The auto-lending enforcement action requires Fifth Third to change its pricing and compensation system to minimize the risks of discrimination, and to pay $18 million to harmed African-American and Hispanic borrowers.

The CFPB’s action against Fifth Third’s deceptive marketing of credit card add-on products requires the bank to provide an estimated $3 million in relief to eligible harmed consumers and pay a $500,000 penalty.

“We are committed to promoting fair and equal access to credit in the auto finance marketplace,” said CFPB Director Richard Cordray. “Fifth Third’s move to a new pricing and compensation system represents a significant step toward protecting consumers from discrimination. We are also obtaining millions of dollars in relief today for consumers affected by deceptive marketing of credit add-on products.”

"Indirect" Auto-Lending 

Fifth Third is what is known as an "indirect" auto lender, meaning that it is not a "captive" auto lender like Volkswagen Credit or Toyota Finance.

Dealers often prefer to place loans through indirect lenders, like banks, instead of through their captive lenders, primarily because they are able to mark up the interest rate. In Fifth Third's case, the CFPB said it marked up consumers' interest rates by as much as 2.5 percent.

Auto loans are the third-largest source of outstanding household debt in the United States, after mortgages and student loans, so an increase of that size can make a big difference in a family's budget.

Investigators said they found that Fifth Third's practices resulted in minority borrowers paying higher dealer markups, without regard to the credit-worthiness of the borrowers.
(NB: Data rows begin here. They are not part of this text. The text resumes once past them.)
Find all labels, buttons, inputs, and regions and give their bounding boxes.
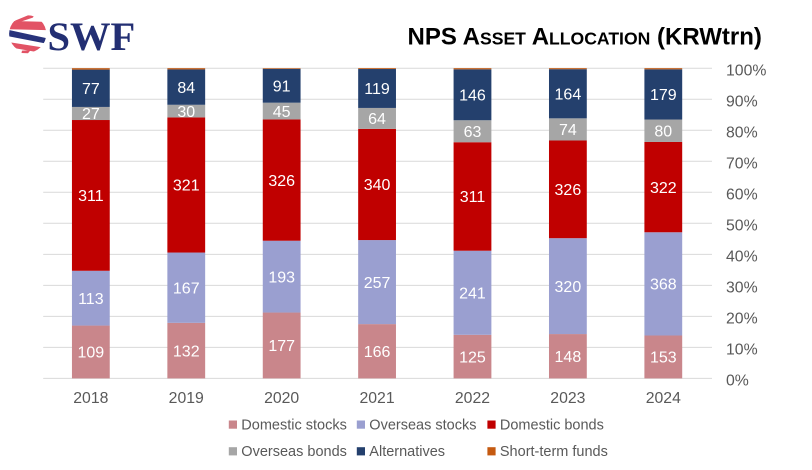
- svg-text:132: 132: [173, 343, 200, 360]
- svg-text:148: 148: [555, 349, 582, 366]
- svg-text:241: 241: [459, 286, 486, 303]
- svg-text:80: 80: [654, 124, 672, 141]
- svg-text:311: 311: [460, 189, 486, 206]
- svg-text:NPS ASSET ALLOCATION (KRWtrn): NPS ASSET ALLOCATION (KRWtrn): [408, 23, 762, 50]
- svg-text:20%: 20%: [726, 310, 758, 327]
- svg-text:77: 77: [82, 81, 100, 98]
- svg-text:177: 177: [268, 338, 295, 355]
- svg-text:125: 125: [459, 349, 486, 366]
- svg-text:63: 63: [464, 124, 482, 141]
- svg-text:2020: 2020: [264, 390, 299, 407]
- svg-text:146: 146: [459, 88, 486, 105]
- svg-text:2019: 2019: [169, 390, 204, 407]
- svg-text:340: 340: [364, 177, 391, 194]
- svg-text:Short-term funds: Short-term funds: [500, 444, 608, 460]
- svg-text:179: 179: [650, 87, 677, 104]
- svg-text:45: 45: [273, 104, 291, 121]
- svg-text:368: 368: [650, 277, 677, 294]
- svg-text:166: 166: [364, 344, 391, 361]
- svg-text:326: 326: [555, 182, 582, 199]
- svg-text:311: 311: [78, 188, 104, 205]
- svg-text:Alternatives: Alternatives: [369, 444, 445, 460]
- svg-text:2022: 2022: [455, 390, 490, 407]
- svg-text:320: 320: [555, 279, 582, 296]
- svg-text:70%: 70%: [726, 155, 758, 172]
- svg-text:SWF: SWF: [48, 14, 136, 59]
- svg-text:Domestic bonds: Domestic bonds: [500, 417, 604, 433]
- svg-text:2023: 2023: [550, 390, 585, 407]
- svg-text:Overseas bonds: Overseas bonds: [241, 444, 347, 460]
- svg-text:2018: 2018: [73, 390, 108, 407]
- svg-text:50%: 50%: [726, 217, 758, 234]
- svg-text:84: 84: [177, 80, 195, 97]
- svg-text:193: 193: [268, 269, 295, 286]
- svg-text:27: 27: [82, 106, 100, 123]
- svg-text:30: 30: [177, 104, 195, 121]
- svg-text:167: 167: [173, 280, 200, 297]
- svg-text:Overseas stocks: Overseas stocks: [369, 417, 476, 433]
- svg-text:80%: 80%: [726, 124, 758, 141]
- svg-text:10%: 10%: [726, 341, 758, 358]
- svg-text:90%: 90%: [726, 93, 758, 110]
- svg-text:164: 164: [555, 87, 582, 104]
- svg-text:60%: 60%: [726, 186, 758, 203]
- svg-text:326: 326: [268, 173, 295, 190]
- svg-text:2024: 2024: [646, 390, 681, 407]
- svg-text:30%: 30%: [726, 279, 758, 296]
- svg-text:109: 109: [77, 345, 104, 362]
- svg-text:257: 257: [364, 275, 391, 292]
- svg-text:Domestic stocks: Domestic stocks: [241, 417, 347, 433]
- svg-text:321: 321: [173, 178, 200, 195]
- svg-text:40%: 40%: [726, 248, 758, 265]
- svg-text:113: 113: [78, 291, 104, 308]
- svg-text:100%: 100%: [726, 62, 766, 79]
- svg-text:0%: 0%: [726, 372, 749, 389]
- svg-text:153: 153: [650, 350, 677, 367]
- svg-text:2021: 2021: [359, 390, 394, 407]
- svg-text:322: 322: [650, 180, 677, 197]
- svg-text:74: 74: [559, 122, 577, 139]
- svg-text:91: 91: [273, 79, 291, 96]
- svg-text:119: 119: [364, 81, 390, 98]
- svg-text:64: 64: [368, 111, 386, 128]
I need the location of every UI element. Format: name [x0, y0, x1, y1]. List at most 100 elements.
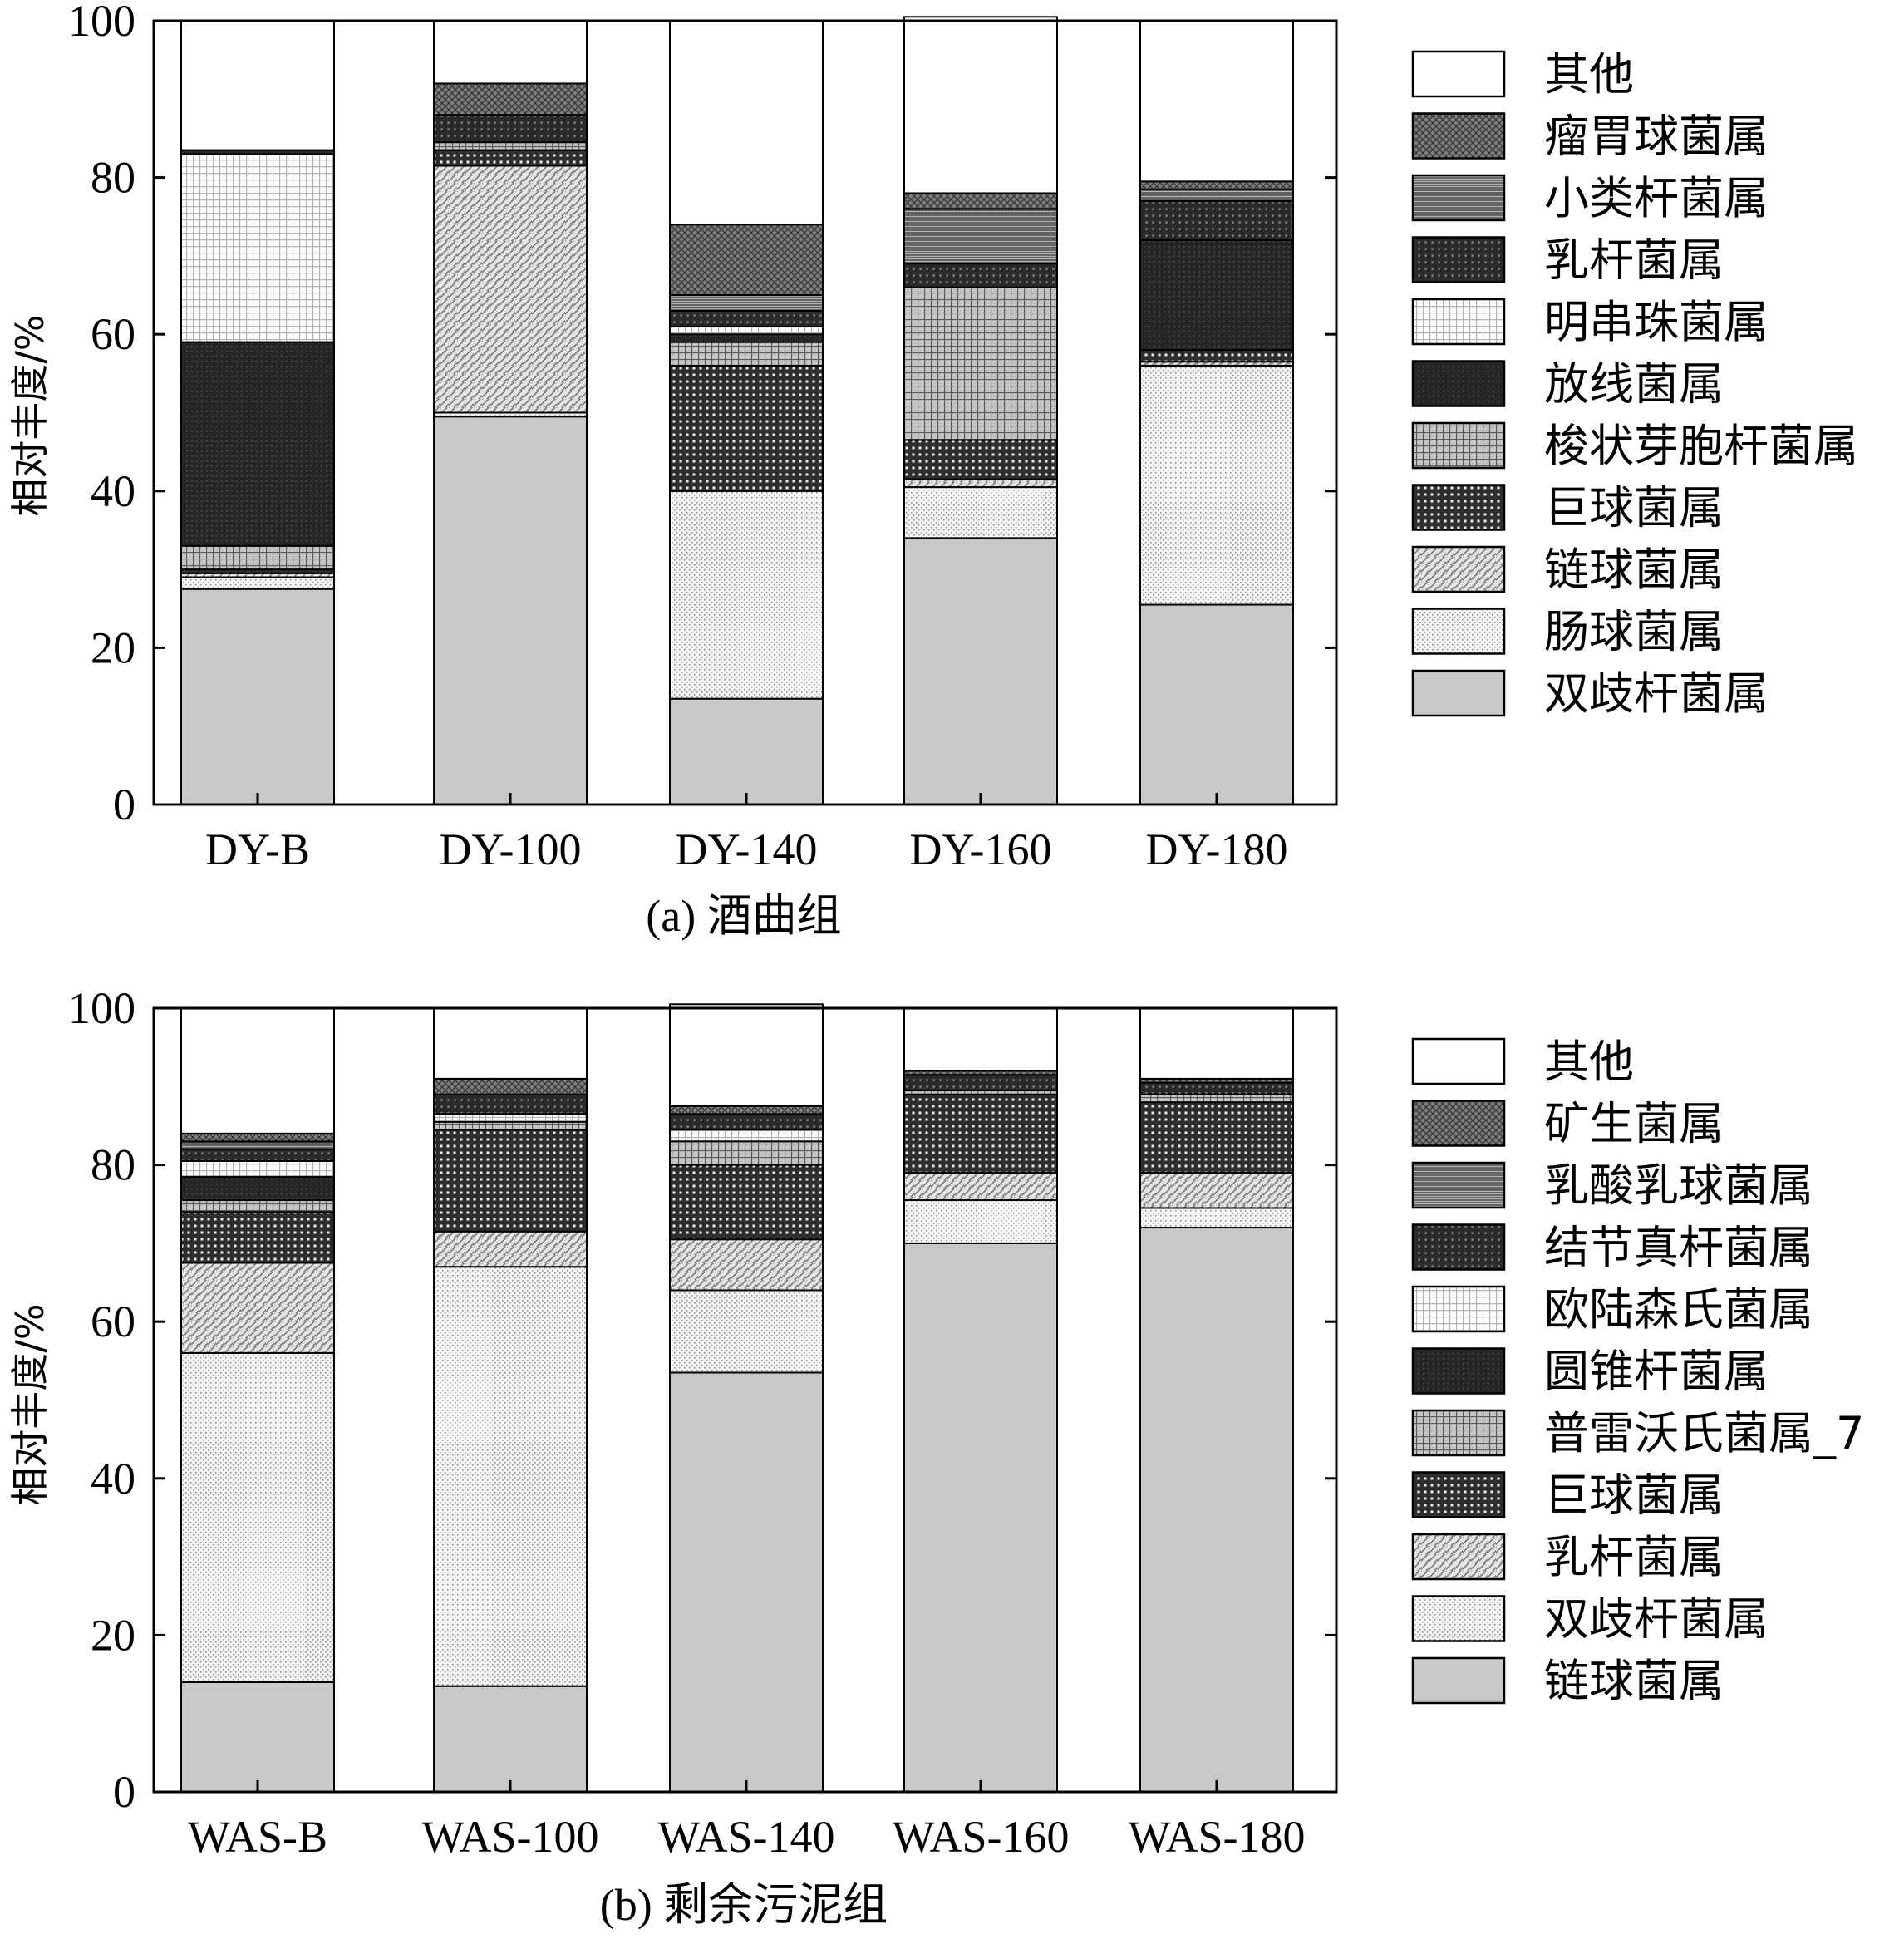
- bar-segment-was-b-巨球菌属: [180, 1211, 335, 1264]
- legend-swatch-其他: [1411, 1037, 1506, 1085]
- bar-segment-dy-100-梭状芽胞杆菌属: [433, 141, 588, 151]
- legend-label-乳酸乳球菌属: 乳酸乳球菌属: [1544, 1159, 1813, 1212]
- legend-label-其他: 其他: [1544, 48, 1634, 101]
- x-tick-label: DY-B: [205, 824, 310, 874]
- legend-swatch-普雷沃氏菌属-7: [1411, 1409, 1506, 1457]
- bar-segment-dy-160-肠球菌属: [903, 486, 1058, 539]
- bar-segment-was-100-矿生菌属: [433, 1077, 588, 1095]
- x-tick-label: DY-140: [676, 824, 818, 874]
- legend-swatch-巨球菌属: [1411, 1471, 1506, 1518]
- bar-segment-dy-100-链球菌属: [433, 165, 588, 414]
- bar-segment-dy-100-瘤胃球菌属: [433, 82, 588, 116]
- legend-swatch-乳酸乳球菌属: [1411, 1161, 1506, 1209]
- legend-label-瘤胃球菌属: 瘤胃球菌属: [1544, 111, 1769, 163]
- legend-label-乳杆菌属: 乳杆菌属: [1544, 1531, 1724, 1583]
- bar-segment-was-100-链球菌属: [433, 1685, 588, 1793]
- bar-segment-dy-140-双歧杆菌属: [669, 697, 824, 806]
- bar-segment-dy-160-双歧杆菌属: [903, 537, 1058, 805]
- panel-b: WAS-B WAS-100 WAS-140 WAS-160 WAS-180 0 20 40 60…: [7, 983, 1864, 1930]
- bar-segment-dy-180-巨球菌属: [1139, 349, 1294, 363]
- bar-segment-was-140-乳杆菌属: [669, 1238, 824, 1292]
- bar-segment-dy-b-双歧杆菌属: [180, 588, 335, 805]
- legend-label-普雷沃氏菌属-7: 普雷沃氏菌属_7: [1544, 1407, 1864, 1459]
- bar-segment-dy-160-其他: [903, 16, 1058, 194]
- panel-b-ylabel: 相对丰度/%: [7, 1303, 52, 1505]
- bar-segment-was-160-链球菌属: [903, 1242, 1058, 1793]
- bar-segment-dy-140-瘤胃球菌属: [669, 224, 824, 297]
- legend-label-乳杆菌属: 乳杆菌属: [1544, 234, 1724, 287]
- bar-segment-was-b-其他: [180, 1007, 335, 1134]
- bar-segment-was-140-结节真杆菌属: [669, 1113, 824, 1131]
- legend-swatch-双歧杆菌属: [1411, 669, 1506, 717]
- bar-segment-was-180-乳杆菌属: [1139, 1172, 1294, 1209]
- legend-swatch-乳杆菌属: [1411, 236, 1506, 283]
- y-tick-label: 0: [113, 1767, 135, 1817]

Under the proposed order entered in U.S. District Court, Fifth Third must allow dealers to mark up the interest rate by only 1-1.25%. 

Fifth Third will pay $12 million into a settlement fund that will go to harmed African-American and Hispanic borrowers whose auto loans were financed by Fifth Third between January 2010 and September 2015. They will hire a settlement administrator to distribute funds to victims. 

“We commend Fifth Third for its commitment to treating all of its customers fairly without regard to race or national origin and its leadership in agreeing to impose lower caps on discretionary markups,” said Principal Deputy Assistant Attorney General Vanita Gupta, head of the Civil Rights Division. “This agreement shows that the indirect auto lending industry is moving toward a model of dealer compensation that fairly compensates dealers for their work related to loans, while limiting the dealer markup that leads to discriminatory pricing.”